El aoul arrasado en el golpe de mano era precisamente aquél en que Hadji Murat había pasado la noche antes de entregarse a los rusos.
Sado, en cuya casa se había alojado Hadji Murat, había huido a las montañas con su familia al acercarse el destacamento ruso. Cuando volvió al aoul encontró des trozada su saklya, hundida la techumbre, quemadas la puerta y las pilastras de la pequeña galería y ensuciado el interior. Su hijo, el guapo muchacho de ojos relucientes que miraba entusiasmado a Hadji Murat, había sido llevado muerto a la mezquita, a lomos de un caballo y cubierto de una burka. Había recibido un bayonetazo en la espalda. La mujer venerable que había servido a Hadji Murat durante la visita de éste se hallaba de pie allí, junto a su hijo. Con la camisa desgarrada, que dejaba ver sus viejos senos fláccidos, y el cabello en desorden, se arañaba el rostro hasta hacerse sangre y aullaba sin cesar. Sado, provisto de pala y pico, salió con sus parientes para cavar la fosa para su hijo. El viejo abuelo estaba sentado junto a la pared de la saklya derruida, alisando una vara con un cuchillo y mirando ante sí con ojos vacíos. Acababa de volver de su colmenar. Dos almiares de heno que allí se hallaban habían sido incendiados; los albaricoqueros y cerezos que el anciano había plantado y cultivado habían sido talados y arrojados al fuego; y lo peor era que habían quemado todas las colmenas con sus abejas. Los aullidos de las mujeres se oían por todas las casas y en la plaza, a donde habían llevado dos cadáveres más. Los niños pequeños lloraban a coro con sus madres. Mugía también el ganado hambriento, al que nada se le podía dar. Los niños de más edad no jugaban, sino que miraban a las personas mayores con ojos espantados.

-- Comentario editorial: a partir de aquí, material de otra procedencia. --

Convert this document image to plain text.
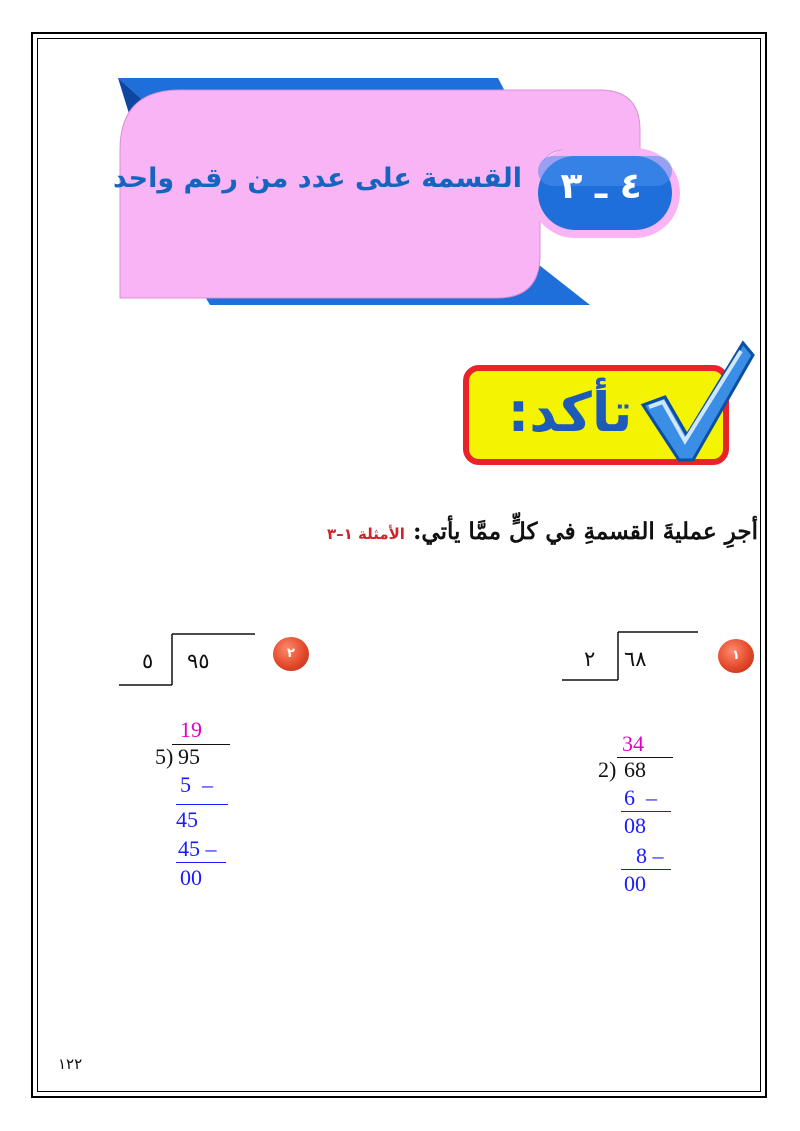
٤ ـ ٣
القسمة على عدد من رقم واحد
تأكد:
أجرِ عمليةَ القسمةِ في كلٍّ ممَّا يأتي: الأمثلة ١–٣
١
٦٨
٢
٢
٩٥
٥
34
2) 68
6  –
08
8 –
00
19
5) 95
5  –
45
45 –
00
١٢٢
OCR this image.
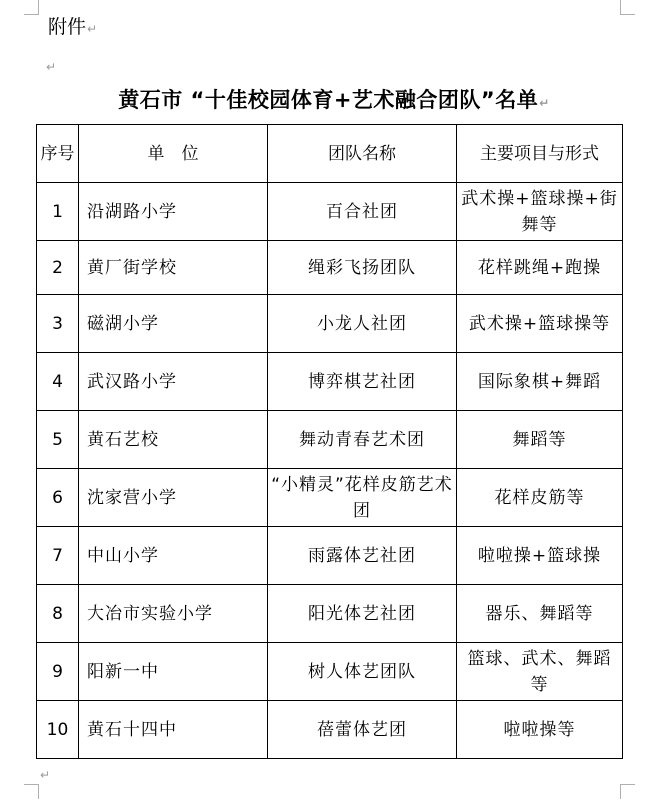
附件↵
↵
黄石市 “十佳校园体育+艺术融合团队”名单↵
序号	单　位	团队名称	主要项目与形式
1	沿湖路小学	百合社团	武术操+篮球操+街舞等
2	黄厂街学校	绳彩飞扬团队	花样跳绳+跑操
3	磁湖小学	小龙人社团	武术操+篮球操等
4	武汉路小学	博弈棋艺社团	国际象棋+舞蹈
5	黄石艺校	舞动青春艺术团	舞蹈等
6	沈家营小学	“小精灵”花样皮筋艺术团	花样皮筋等
7	中山小学	雨露体艺社团	啦啦操+篮球操
8	大冶市实验小学	阳光体艺社团	器乐、舞蹈等
9	阳新一中	树人体艺团队	篮球、武术、舞蹈等
10	黄石十四中	蓓蕾体艺团	啦啦操等
↵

El pozo había sido enfangado, evidentemente de propósito, por lo que era imposible sacar agua de él. También había sido ensuciada la mezquita, que el mullah limpiaba con sus discípulos.

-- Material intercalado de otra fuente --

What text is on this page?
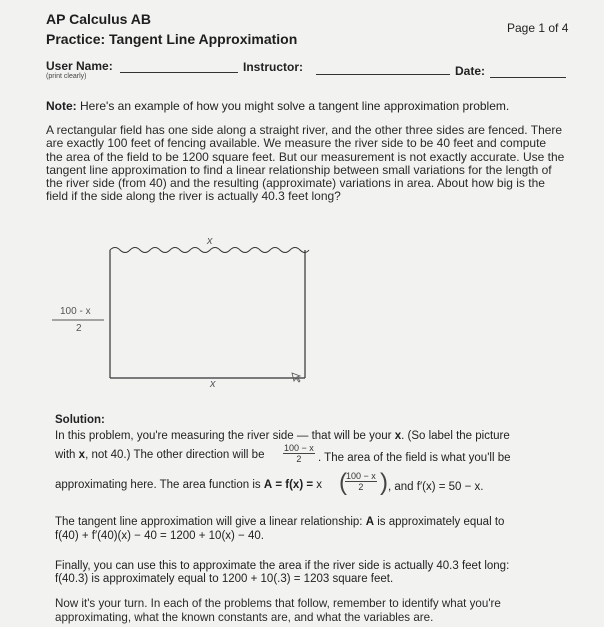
AP Calculus AB
Practice: Tangent Line Approximation
Page 1 of 4
User Name:
(print clearly)
Instructor:	Date:
Note: Here's an example of how you might solve a tangent line approximation problem.
A rectangular field has one side along a straight river, and the other three sides are fenced. There are exactly 100 feet of fencing available. We measure the river side to be 40 feet and compute the area of the field to be 1200 square feet. But our measurement is not exactly accurate. Use the tangent line approximation to find a linear relationship between small variations for the length of the river side (from 40) and the resulting (approximate) variations in area. About how big is the field if the side along the river is actually 40.3 feet long?
x
x
100 - x
2
Solution:
In this problem, you're measuring the river side — that will be your x. (So label the picture
with x, not 40.) The other direction will be $\frac{100 - x}{2}$ . The area of the field is what you'll be
approximating here. The area function is A = f(x) = x (
$\frac{100 - x}{2}$ ) , and f′(x) = 50 − x.
The tangent line approximation will give a linear relationship: A is approximately equal to
f(40) + f′(40)(x) − 40 = 1200 + 10(x) − 40.
Finally, you can use this to approximate the area if the river side is actually 40.3 feet long:
f(40.3) is approximately equal to 1200 + 10(.3) = 1203 square feet.
Now it's your turn. In each of the problems that follow, remember to identify what you're approximating, what the known constants are, and what the variables are.
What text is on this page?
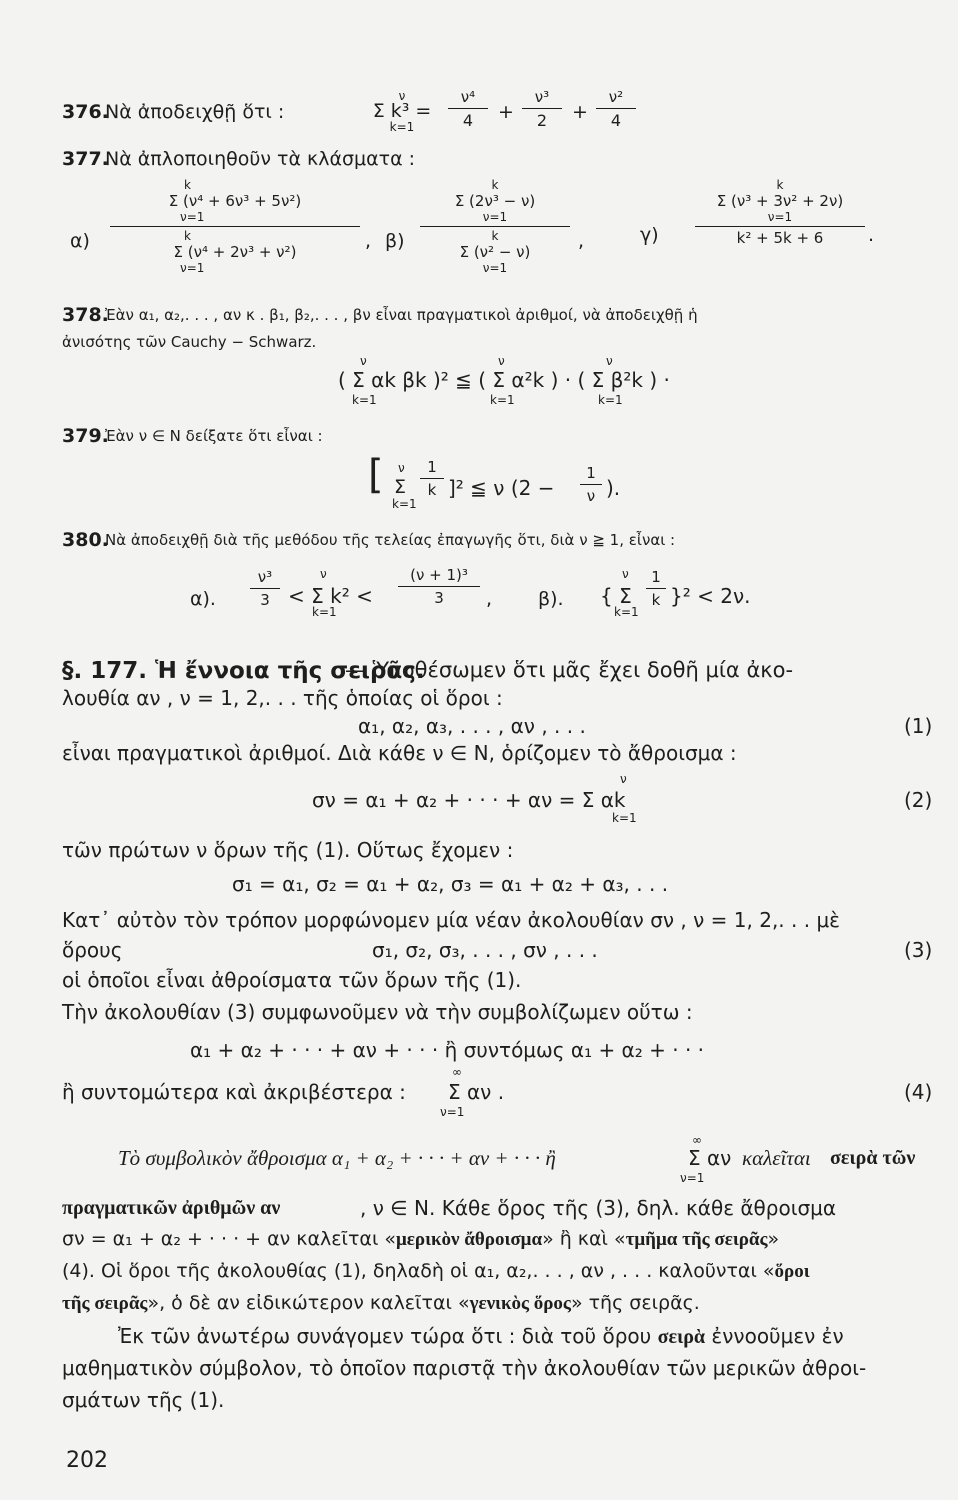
376.
Νὰ ἀποδειχθῇ ὅτι :
ν
Σ k³ =
k=1
ν⁴
4	+
ν³
2	+
ν²
4
377.
Νὰ ἀπλοποιηθοῦν τὰ κλάσματα :
α)
k
Σ (ν⁴ + 6ν³ + 5ν²)
ν=1
k
Σ (ν⁴ + 2ν³ + ν²)
ν=1
, β)
k
Σ (2ν³ − ν)
ν=1
k
Σ (ν² − ν)
ν=1
,	γ)
k
Σ (ν³ + 3ν² + 2ν)
ν=1
k² + 5k + 6	.
378.
Ἐὰν α₁, α₂,. . . , αν κ . β₁, β₂,. . . , βν εἶναι πραγματικοὶ ἀριθμοί, νὰ ἀποδειχθῇ ἡ
ἀνισότης τῶν Cauchy − Schwarz.
( Σ αk βk )² ≦ ( Σ α²k ) · ( Σ β²k ) ·
ν
k=1
ν
k=1
ν
k=1
379.
Ἐὰν ν ∈ N δείξατε ὅτι εἶναι :
[ ν
Σ
k=1
1
k ]² ≦ ν (2 −
1
ν ).
380.
Νὰ ἀποδειχθῇ διὰ τῆς μεθόδου τῆς τελείας ἐπαγωγῆς ὅτι, διὰ ν ≧ 1, εἶναι :
α).
ν³
3 < Σ k² <
ν
k=1
(ν + 1)³
3	, β). { Σ
ν
k=1
1
k }² < 2ν.
§. 177. Ἡ ἔννοια τῆς σειρᾶς.
— Ὑποθέσωμεν ὅτι μᾶς ἔχει δοθῆ μία ἀκο-
λουθία αν , ν = 1, 2,. . . τῆς ὁποίας οἱ ὅροι :
α₁, α₂, α₃, . . . , αν , . . .	(1)
εἶναι πραγματικοὶ ἀριθμοί. Διὰ κάθε ν ∈ N, ὁρίζομεν τὸ ἄθροισμα :
ν
σν = α₁ + α₂ + · · · + αν = Σ αk
k=1
(2)
τῶν πρώτων ν ὅρων τῆς (1). Οὕτως ἔχομεν :
σ₁ = α₁, σ₂ = α₁ + α₂, σ₃ = α₁ + α₂ + α₃, . . .
Κατ᾽ αὐτὸν τὸν τρόπον μορφώνομεν μία νέαν ἀκολουθίαν σν , ν = 1, 2,. . . μὲ
ὅρους	σ₁, σ₂, σ₃, . . . , σν , . . .	(3)
οἱ ὁποῖοι εἶναι ἀθροίσματα τῶν ὅρων τῆς (1).
Τὴν ἀκολουθίαν (3) συμφωνοῦμεν νὰ τὴν συμβολίζωμεν οὕτω :
α₁ + α₂ + · · · + αν + · · · ἢ συντόμως α₁ + α₂ + · · ·
∞
ἢ συντομώτερα καὶ ἀκριβέστερα : Σ αν .
ν=1
(4)
Τὸ συμβολικὸν ἄθροισμα α₁ + α₂ + · · · + αν + · · · ἢ
∞
Σ αν
ν=1
καλεῖται σειρὰ τῶν
πραγματικῶν ἀριθμῶν αν	, ν ∈ N. Κάθε ὅρος τῆς (3), δηλ. κάθε ἄθροισμα
σν = α₁ + α₂ + · · · + αν καλεῖται «μερικὸν ἄθροισμα» ἢ καὶ «τμῆμα τῆς σειρᾶς»
(4). Οἱ ὅροι τῆς ἀκολουθίας (1), δηλαδὴ οἱ α₁, α₂,. . . , αν , . . . καλοῦνται «ὅροι
τῆς σειρᾶς», ὁ δὲ αν εἰδικώτερον καλεῖται «γενικὸς ὅρος» τῆς σειρᾶς.
Ἐκ τῶν ἀνωτέρω συνάγομεν τώρα ὅτι : διὰ τοῦ ὅρου σειρὰ ἐννοοῦμεν ἐν
μαθηματικὸν σύμβολον, τὸ ὁποῖον παριστᾷ τὴν ἀκολουθίαν τῶν μερικῶν ἀθροι-
σμάτων τῆς (1).
202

Los ancianos se habían reunido en la plaza y, sentados en cuclillas, juzgaban su situación. Nadie hablaba de odio a los rusos. Lo que sentían los chechenes, chicos y grandes, era algo más fuerte que el odio. No era odio, sino asco, repulsión, perplejidad, ante esos perros de rusos y su estúpida crueldad, y el deseo de exterminarlos como se exterminan las ratas, las arañas venenosas y los lobos, un sentimiento, en fin, tan natural como el instinto de conservación.

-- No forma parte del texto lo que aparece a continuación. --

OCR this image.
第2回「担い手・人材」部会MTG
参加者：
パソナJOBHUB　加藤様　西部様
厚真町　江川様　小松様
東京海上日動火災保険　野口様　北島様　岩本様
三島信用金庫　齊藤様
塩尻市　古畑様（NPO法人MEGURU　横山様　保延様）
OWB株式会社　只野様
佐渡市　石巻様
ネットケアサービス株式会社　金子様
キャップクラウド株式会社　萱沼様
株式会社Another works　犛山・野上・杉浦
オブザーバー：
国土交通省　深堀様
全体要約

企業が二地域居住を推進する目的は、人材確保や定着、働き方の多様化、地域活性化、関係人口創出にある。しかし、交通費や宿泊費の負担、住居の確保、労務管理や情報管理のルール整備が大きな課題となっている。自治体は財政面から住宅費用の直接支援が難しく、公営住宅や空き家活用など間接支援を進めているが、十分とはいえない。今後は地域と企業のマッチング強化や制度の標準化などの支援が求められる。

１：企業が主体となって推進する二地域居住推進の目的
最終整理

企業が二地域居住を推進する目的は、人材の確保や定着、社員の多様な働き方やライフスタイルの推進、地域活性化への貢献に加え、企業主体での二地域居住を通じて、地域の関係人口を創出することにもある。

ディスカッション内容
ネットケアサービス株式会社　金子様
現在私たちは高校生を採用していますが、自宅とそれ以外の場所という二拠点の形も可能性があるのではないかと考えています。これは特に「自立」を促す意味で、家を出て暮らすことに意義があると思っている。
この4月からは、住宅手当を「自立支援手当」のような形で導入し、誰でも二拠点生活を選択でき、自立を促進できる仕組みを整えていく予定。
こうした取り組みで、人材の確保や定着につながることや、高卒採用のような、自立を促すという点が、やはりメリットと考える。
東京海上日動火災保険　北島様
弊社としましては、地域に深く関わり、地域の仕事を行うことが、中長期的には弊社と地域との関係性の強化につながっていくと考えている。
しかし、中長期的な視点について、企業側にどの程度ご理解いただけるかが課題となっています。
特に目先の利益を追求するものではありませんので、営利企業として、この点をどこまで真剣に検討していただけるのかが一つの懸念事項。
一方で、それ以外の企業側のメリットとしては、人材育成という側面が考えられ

Los habitantes tenían que optar entre dos vías de acción: a) permanecer donde estaban y reconstruir con ímprobo trabajo todo lo que con tanto esfuerzo habían construido y tan fácil y estúpidamente había sido arrasado, esperando que en cualquier momento pudiera repetirse la devastación; o b) a despecho de los preceptos de su religión y de su desprecio y aversión a los rusos, someterse a éstos.
Los ancianos oraron y decidieron por unanimidad enviar mensajeros a Shamil pidiéndole ayuda; y seguidamente pusieron manos a la obra de reconstruir lo destruido.